Open moonshiner opened 1 year ago
kpfleming
commented
1 year ago Just for clarity, this was just the first round of issues that I found when reviewing the document. I'm happy to continue with the review and raising more issues, if that's what the authors would prefer.
moonshiner
commented
1 year ago Kevin, you willing to do a deeper read?
kpfleming
commented
1 year ago Yes, I can do that later this week.
moonshiner
commented
1 year ago That works!
Introduction - "As such differ the confidence into the Trust to designate which DNSKEY RR is legitimate." I don't understand what this sentence is supposed to mean.
Introduction - "The chain of trust is obtained by recursively validating the DNSKEY RRs." This sentence appears before the paragraphs which describe the recursive DNSKEY validation process and before any indication of the fact that there are even multiple DNSKEY RRs involved (in most cases).
Introduction - "Keys for a name will "vouch for" keys at a name delegated via the signing of a DS resource record set." The signing of the DS RRset isn't the delegation process, the delegation process is the addition of NS records for the domain being delegated. Also "Keys for a name" is repeated in this sentence and I suspect the two uses are referring to different things.

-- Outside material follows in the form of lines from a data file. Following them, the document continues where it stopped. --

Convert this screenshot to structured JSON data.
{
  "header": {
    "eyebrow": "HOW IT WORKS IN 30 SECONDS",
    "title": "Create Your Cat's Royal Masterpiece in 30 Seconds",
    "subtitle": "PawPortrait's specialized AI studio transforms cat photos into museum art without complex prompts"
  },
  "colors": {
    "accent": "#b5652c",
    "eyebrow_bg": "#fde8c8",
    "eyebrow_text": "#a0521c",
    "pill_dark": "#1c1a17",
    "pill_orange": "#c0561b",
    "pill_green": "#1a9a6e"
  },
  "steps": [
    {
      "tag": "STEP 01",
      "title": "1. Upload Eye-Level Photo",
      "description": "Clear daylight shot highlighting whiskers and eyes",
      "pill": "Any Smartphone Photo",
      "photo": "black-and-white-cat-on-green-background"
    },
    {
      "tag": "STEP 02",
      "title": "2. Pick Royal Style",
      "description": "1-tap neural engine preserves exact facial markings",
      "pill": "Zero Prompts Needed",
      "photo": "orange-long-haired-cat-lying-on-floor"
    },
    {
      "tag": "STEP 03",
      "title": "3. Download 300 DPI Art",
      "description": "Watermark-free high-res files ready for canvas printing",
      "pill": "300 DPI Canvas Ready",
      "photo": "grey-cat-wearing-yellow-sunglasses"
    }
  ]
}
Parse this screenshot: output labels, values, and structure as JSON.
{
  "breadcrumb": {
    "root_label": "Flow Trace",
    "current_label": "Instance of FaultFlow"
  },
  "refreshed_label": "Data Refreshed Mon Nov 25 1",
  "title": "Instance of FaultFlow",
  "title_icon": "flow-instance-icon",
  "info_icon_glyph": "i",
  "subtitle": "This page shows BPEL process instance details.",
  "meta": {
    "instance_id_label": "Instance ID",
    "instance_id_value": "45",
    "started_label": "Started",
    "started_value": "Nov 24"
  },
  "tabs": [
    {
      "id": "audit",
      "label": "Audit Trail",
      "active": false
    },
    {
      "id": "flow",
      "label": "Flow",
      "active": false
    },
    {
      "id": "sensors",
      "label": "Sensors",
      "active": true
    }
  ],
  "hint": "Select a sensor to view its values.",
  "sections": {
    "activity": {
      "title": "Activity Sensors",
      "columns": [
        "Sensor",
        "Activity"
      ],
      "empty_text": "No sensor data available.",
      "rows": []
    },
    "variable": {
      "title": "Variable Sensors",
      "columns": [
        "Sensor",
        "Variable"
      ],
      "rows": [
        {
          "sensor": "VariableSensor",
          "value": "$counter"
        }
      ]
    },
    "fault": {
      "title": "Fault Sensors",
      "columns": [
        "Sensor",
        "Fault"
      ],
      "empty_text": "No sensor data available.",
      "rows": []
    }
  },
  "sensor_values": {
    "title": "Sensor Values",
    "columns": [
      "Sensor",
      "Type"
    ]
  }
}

Introduction - "Once accurately validated the RRset is assumed to be accurately validated and trusted during the time indicated by its TTL." This is repetitive, and it's not clear to me that 'accurately' is providing any value here, because the RRset is either validated or is not validated; it cannot be 'inaccurately' validated. I see that in section 3 there is a definition of 'accurate validation' but I don't think this is as helpful as intended, as a validator can return a 'false negative' response for reasons which are completely outside of its control (and some are noted in the document) but this does not make that response 'inaccurate'.
Introduction - "The responsibilities of a DRO are limited to the management of TAs as well as providing the necessary infrastructure to perform the signature validation, e.g. appropriated libraries and time." Disregarding the misuse of 'appropriated' I believe this sentence is incorrect. The responsibilities of a DRO include all activities required to operate the recursive resolution service they are offering to their users, not just the aspects related to DNSSEC validation.
Section 3 - "Trust Anchor Data Store: a module (of code) implementing functions related to the trust anchors used by the validator. This is essentially a database allowing access, monitoring of, and changes to trust anchors." I don't think it is useful to refer to this as "a module (of code)", as it may not be a distinct module in the DRO's chosen implementation, and it might not even be code! It is conceivable that a DRO may choose to use something analogous to an HSM for storing Trust Anchors.
Section 4 - "Time Source: The wall clock time provides the DNSSEC Validation Engine the current time. Time is one input used to validate the RRSIG Signature and Inception Fields to provide some protection against replay attacks." Unless the reader of this document keeps their 'wall clocks' in UTC, the timestamps used in DNSSEC are not wall clock time.
Sections 3 & 4 - Section 3 defines "Trust Anchor Data Store", and Section 4 redefines the same concept as "Trust Anchor Manager", without referring to the previously-defined Trust Anchor Data Store. In fact "Trust Anchor Data Store" is never used in the document beyond its definition.